Colorful Contraptions Show How Musicians Make Sound Effects

Each of James Boock's analog objects creates a different sound effect---tremolo, reverb, delay, and voice modulation---just as a digital tool might.
James Boock's Sound Revival project gives sound effects a visual identity.
James Boock's Sound Revival project gives sound effects a visual identity.James Boock

A DJ is a lot like a magician: You can see and hear what's happening, but you don't know how it happens. With the push of a button or twist of a knob, a note trembles, a word distorts, a riff blurs. There’s rarely a physical object to explain what you’re hearing—in fact, the process of making music often is hidden within a computer or mixer, where code and chips do all the work.

It’s amazing to hear but boring as hell to watch. “People make up for it with light shows, but it’s all still very stagnant,” says James Boock. Boock is a graduate design student at the Royal College of Art. For his end-of-year project, he set about making sculptures that give a physical presence to sound effects we hear but can’t quite see or understand.

Sound Revival is an exercise in what Boock calls “making the unseeable seeable.” Each of the four objects he designed accounts for a different sound effect: tremolo, reverb, delay, and voice modulation. Boock worked with musician Matt Fletcher of the band GEF to figure out how to design contraptions that alter music in the same way a digital tool might do.

The project brings the act of making sound effects full circle—after all, these digital effects have analog roots. Decades before Boock came up with his colorful structures, musicians were using physical tools to warp and modify sounds. Boock's re-imagining of these classic tools are markedly more design-focused. His reverb device, for example, is a bright yellow pyramid structure with two sets of coiled springs attached to it. Flick or knock on the metal stand and the sound travels up the spring, is collected at the other end, and emits a vibrating hum. Boock says he first tried using wood and Slinkies. It didn't work, but using a metal frame provided the “industrial” sound he was looking for—while replicating the design of reverb tanks used since the 1940s.

His tremolo piece works by hooking up an instrument input to a red speaker that spins like a weathervane. The sound is fed into Boock’s design and piped out of this rotating hornlike opening. As it spins in circles, our ears hear the sound take on a pulsating effect because of the fluctuating volume levels. It's the same effect speaker builder Donald Leslie pioneered in the 1930s.
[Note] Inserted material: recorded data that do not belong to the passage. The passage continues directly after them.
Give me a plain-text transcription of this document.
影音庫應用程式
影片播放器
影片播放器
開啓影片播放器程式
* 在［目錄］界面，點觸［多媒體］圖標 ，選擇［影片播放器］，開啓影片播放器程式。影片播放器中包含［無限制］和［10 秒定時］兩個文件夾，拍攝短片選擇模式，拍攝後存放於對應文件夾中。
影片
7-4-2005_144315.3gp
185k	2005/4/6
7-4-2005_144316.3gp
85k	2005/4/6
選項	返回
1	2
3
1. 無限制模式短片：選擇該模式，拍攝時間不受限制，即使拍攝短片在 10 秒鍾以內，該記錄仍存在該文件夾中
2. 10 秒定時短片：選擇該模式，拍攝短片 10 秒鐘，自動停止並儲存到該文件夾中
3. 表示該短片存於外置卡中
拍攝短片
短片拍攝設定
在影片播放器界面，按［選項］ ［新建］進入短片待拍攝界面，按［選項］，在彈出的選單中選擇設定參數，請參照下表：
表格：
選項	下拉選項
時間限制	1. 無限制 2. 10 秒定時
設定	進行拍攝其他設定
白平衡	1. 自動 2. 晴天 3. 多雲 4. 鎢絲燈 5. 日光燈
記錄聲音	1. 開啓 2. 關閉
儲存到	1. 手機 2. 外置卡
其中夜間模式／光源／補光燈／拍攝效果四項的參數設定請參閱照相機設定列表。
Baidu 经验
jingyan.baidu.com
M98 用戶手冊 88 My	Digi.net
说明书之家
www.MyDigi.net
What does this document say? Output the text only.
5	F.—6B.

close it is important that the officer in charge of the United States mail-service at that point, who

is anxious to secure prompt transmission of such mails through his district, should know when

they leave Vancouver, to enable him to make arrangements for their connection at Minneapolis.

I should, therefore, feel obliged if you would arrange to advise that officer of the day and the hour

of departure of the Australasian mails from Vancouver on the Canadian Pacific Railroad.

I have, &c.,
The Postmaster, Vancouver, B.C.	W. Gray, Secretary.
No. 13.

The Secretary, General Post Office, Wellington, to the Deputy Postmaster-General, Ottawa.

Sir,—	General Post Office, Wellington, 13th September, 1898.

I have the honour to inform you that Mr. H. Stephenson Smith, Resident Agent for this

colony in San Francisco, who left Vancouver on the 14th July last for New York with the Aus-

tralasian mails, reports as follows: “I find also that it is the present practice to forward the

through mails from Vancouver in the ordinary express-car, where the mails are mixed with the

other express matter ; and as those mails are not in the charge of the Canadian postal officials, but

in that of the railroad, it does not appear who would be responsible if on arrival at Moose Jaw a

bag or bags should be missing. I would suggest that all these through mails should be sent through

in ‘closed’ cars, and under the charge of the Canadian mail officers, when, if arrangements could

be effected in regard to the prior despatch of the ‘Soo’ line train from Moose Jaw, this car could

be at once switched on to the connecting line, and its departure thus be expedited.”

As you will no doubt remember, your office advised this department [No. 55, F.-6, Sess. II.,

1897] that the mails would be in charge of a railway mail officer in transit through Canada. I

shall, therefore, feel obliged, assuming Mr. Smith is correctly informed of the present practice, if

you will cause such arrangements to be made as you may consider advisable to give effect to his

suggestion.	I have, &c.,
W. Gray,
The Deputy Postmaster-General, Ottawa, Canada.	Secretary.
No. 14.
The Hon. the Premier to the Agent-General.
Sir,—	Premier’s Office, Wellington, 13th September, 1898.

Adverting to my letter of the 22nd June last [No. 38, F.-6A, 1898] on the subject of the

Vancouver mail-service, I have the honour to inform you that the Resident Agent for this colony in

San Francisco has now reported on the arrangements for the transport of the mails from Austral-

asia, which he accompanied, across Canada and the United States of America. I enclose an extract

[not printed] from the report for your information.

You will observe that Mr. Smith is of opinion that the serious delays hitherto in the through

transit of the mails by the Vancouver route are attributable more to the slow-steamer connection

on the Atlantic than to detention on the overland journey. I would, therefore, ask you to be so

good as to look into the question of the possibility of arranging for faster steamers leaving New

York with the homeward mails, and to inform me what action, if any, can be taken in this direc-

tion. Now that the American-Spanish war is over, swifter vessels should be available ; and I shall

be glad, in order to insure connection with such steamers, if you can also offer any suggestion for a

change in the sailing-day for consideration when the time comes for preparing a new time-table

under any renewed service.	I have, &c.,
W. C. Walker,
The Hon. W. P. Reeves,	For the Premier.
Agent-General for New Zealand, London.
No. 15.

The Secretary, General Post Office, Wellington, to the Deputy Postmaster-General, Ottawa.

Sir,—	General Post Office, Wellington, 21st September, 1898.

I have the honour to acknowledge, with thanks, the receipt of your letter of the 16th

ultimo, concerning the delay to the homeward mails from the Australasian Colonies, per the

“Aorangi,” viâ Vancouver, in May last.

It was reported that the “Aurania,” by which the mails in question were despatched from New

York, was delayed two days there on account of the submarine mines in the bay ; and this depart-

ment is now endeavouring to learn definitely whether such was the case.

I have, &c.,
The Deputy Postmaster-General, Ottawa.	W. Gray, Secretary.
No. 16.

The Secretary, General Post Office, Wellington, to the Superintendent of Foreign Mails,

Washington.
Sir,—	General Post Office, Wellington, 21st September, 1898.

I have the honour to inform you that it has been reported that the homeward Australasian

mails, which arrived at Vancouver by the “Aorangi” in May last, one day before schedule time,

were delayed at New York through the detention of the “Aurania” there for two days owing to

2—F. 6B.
The voice modulation design shows a speaker sitting inside an airtight cylinder with a tube snaking out of it. The sound is channeled through the tube and into the musician's mouth. As the musician moves her mouth, the sound is modulated, creating an effect that Boock says makes people sound a “bit like Daft Punk”—or Steven Tyler singing "Sweet Emotion" or Joe Walsh singing "Rocky Mountain Way" or any other ’70s arena rock outfit that discovered the Heil Talk Box. The last piece, the tape delay machine, creates an effect by recording music, then playing it back on multiple tape heads at slightly different times—a trick guitarists and others have been using since the 1950s. “I tried to really pull the tape out, so you can visually see the delay aspect of it,” Boock explains.

When presented as physical objects, the audio effects almost become graspable—or at least, you can actually see where the sound is coming from. It’s a clever idea that echoes other similarly themed design explorations into how to make music a more tangible process (see also: Axel Bluhme's XOXX drum machine). Of course, digital will always be more convenient, but Fletcher says there’s a depth to an analog instrument that digital just can’t replicate. Plus, he adds, these look way cooler on stage than a laptop. “I think it comes across best in a live format,” Fletcher says. “But carting them to gigs will be interesting.”